Latar Belakang: Dari Plered ke Kartasura
Setelah pemberontakan Trunajaya pada tahun 1677 yang menghancurkan Kesultanan Mataram di Plered, Susuhunan Amangkurat II memindahkan ibu kota ke Kartasura. Namun, Kartasura juga mengalami serbuan pada tahun 1742 oleh pemberontak Tionghoa dan pendukung anti-VOC. Keadaan Kartasura yang parah memaksa Pakubuwana II, yang saat itu memerintah, untuk meninggalkan kota dan membangun istana baru di Desa Sala.
Pemindahan Keraton ke Sala
Pemindahan kraton dari Kartasura ke Sala tidak hanya dipicu oleh kehancuran Kartasura, tetapi juga oleh pertimbangan strategis dan spiritual. Desa Sala, yang kemudian diubah namanya menjadi Surakarta Hadiningrat, dipilih karena dianggap memiliki karakteristik yang mendukung kemakmuran. Keberanian, tempuran sungai, dan lokasi strategis dekat dengan Bengawan Solo menjadi faktor utama dalam keputusan ini.
Pakubuwana II, dengan bantuan Tumenggung Hanggawangsa dan J.A.B. van Hohendorff, memulai pembangunan kraton di Surakarta Hadiningrat. Pada 17 Sura tahun Je 1670 Jawa Windu Sancaya atau 20 Februari 1745, upacara perpindahan kraton resmi dilakukan.
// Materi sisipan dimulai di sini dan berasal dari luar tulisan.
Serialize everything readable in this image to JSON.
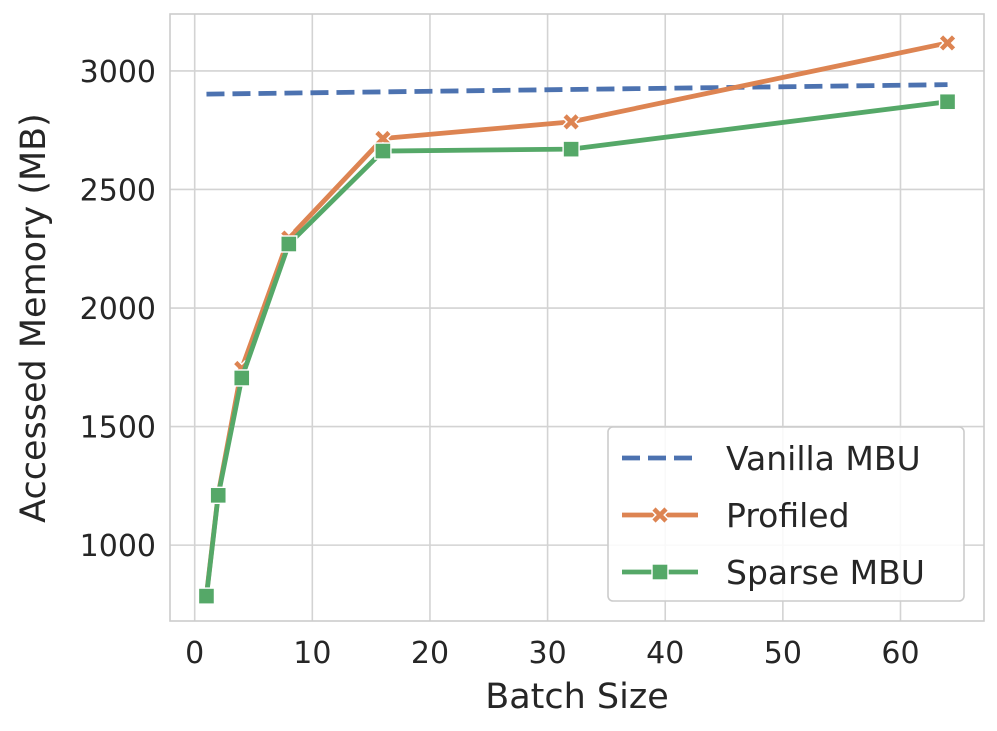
{
  "chart_data": {
    "type": "line",
    "title": "",
    "xlabel": "Batch Size",
    "ylabel": "Accessed Memory (MB)",
    "xlim": [
      -2.1,
      67.1
    ],
    "ylim": [
      680,
      3240
    ],
    "xticks": [
      0,
      10,
      20,
      30,
      40,
      50,
      60
    ],
    "yticks": [
      1000,
      1500,
      2000,
      2500,
      3000
    ],
    "grid": true,
    "legend_position": "lower-right",
    "series": [
      {
        "name": "Vanilla MBU",
        "style": "dashed",
        "marker": "none",
        "color": "#4c72b0",
        "x": [
          1,
          64
        ],
        "y": [
          2902,
          2942
        ]
      },
      {
        "name": "Profiled",
        "style": "solid",
        "marker": "x",
        "color": "#dd8452",
        "x": [
          1,
          2,
          4,
          8,
          16,
          32,
          64
        ],
        "y": [
          790,
          1215,
          1745,
          2295,
          2715,
          2785,
          3118
        ]
      },
      {
        "name": "Sparse MBU",
        "style": "solid",
        "marker": "square",
        "color": "#55a868",
        "x": [
          1,
          2,
          4,
          8,
          16,
          32,
          64
        ],
        "y": [
          785,
          1210,
          1705,
          2270,
          2662,
          2670,
          2870
        ]
      }
    ]
  }
}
Desa Sala pun berubah menjadi Surakarta Hadiningrat, menciptakan identitas baru yang bersih dari bayang-bayang kejatuhan Kartasura.
Perkembangan Setelah Pemindahan
Masa-masa awal Kesunanan Surakarta tidak lepas dari pemberontakan Pangeran Mangkubumi pada tahun 1746, yang bergabung dengan Raden Mas Said. Keadaan semakin rumit dengan wafatnya Pakubuwana II pada tahun 1749 dan penyerahan kedaulatan kepada VOC. VOC, dan kemudian pemerintah Hindia Belanda, memiliki kendali atas penobatan raja-raja Mataram. Masa ini berlangsung hingga Pendudukan Jepang pada tahun 1942.
Perjanjian Giyanti pada tahun 1755 menjadi tonggak penting dalam sejarah Kesunanan Surakarta. Pembagian wilayah Mataram mengukuhkan Surakarta dan Yogyakarta sebagai penerus sah Kesultanan Mataram. Meskipun demikian, Kesunanan Surakarta sebagai pendahulu dari kelanjutan Mataram, setiap susuhunannya dianggap sebagai penerus tertua dan keturunan langsung raja-raja Mataram.
Kekuatan dalam Perubahan
Kesunanan Surakarta Hadiningrat adalah bukti kekuatan dalam perubahan. Dari kehancuran Kartasura hingga pembangunan Surakarta Hadiningrat di Desa Sala, cerita ini menggambarkan keteguhan dan keberanian dalam menghadapi tantangan sejarah. Identitas baru yang dihasilkan dari pemindahan keraton menjadi simbol makna yang mendalam, menciptakan fondasi bagi kesinambungan sejarah dan keberlanjutan kekuasaan.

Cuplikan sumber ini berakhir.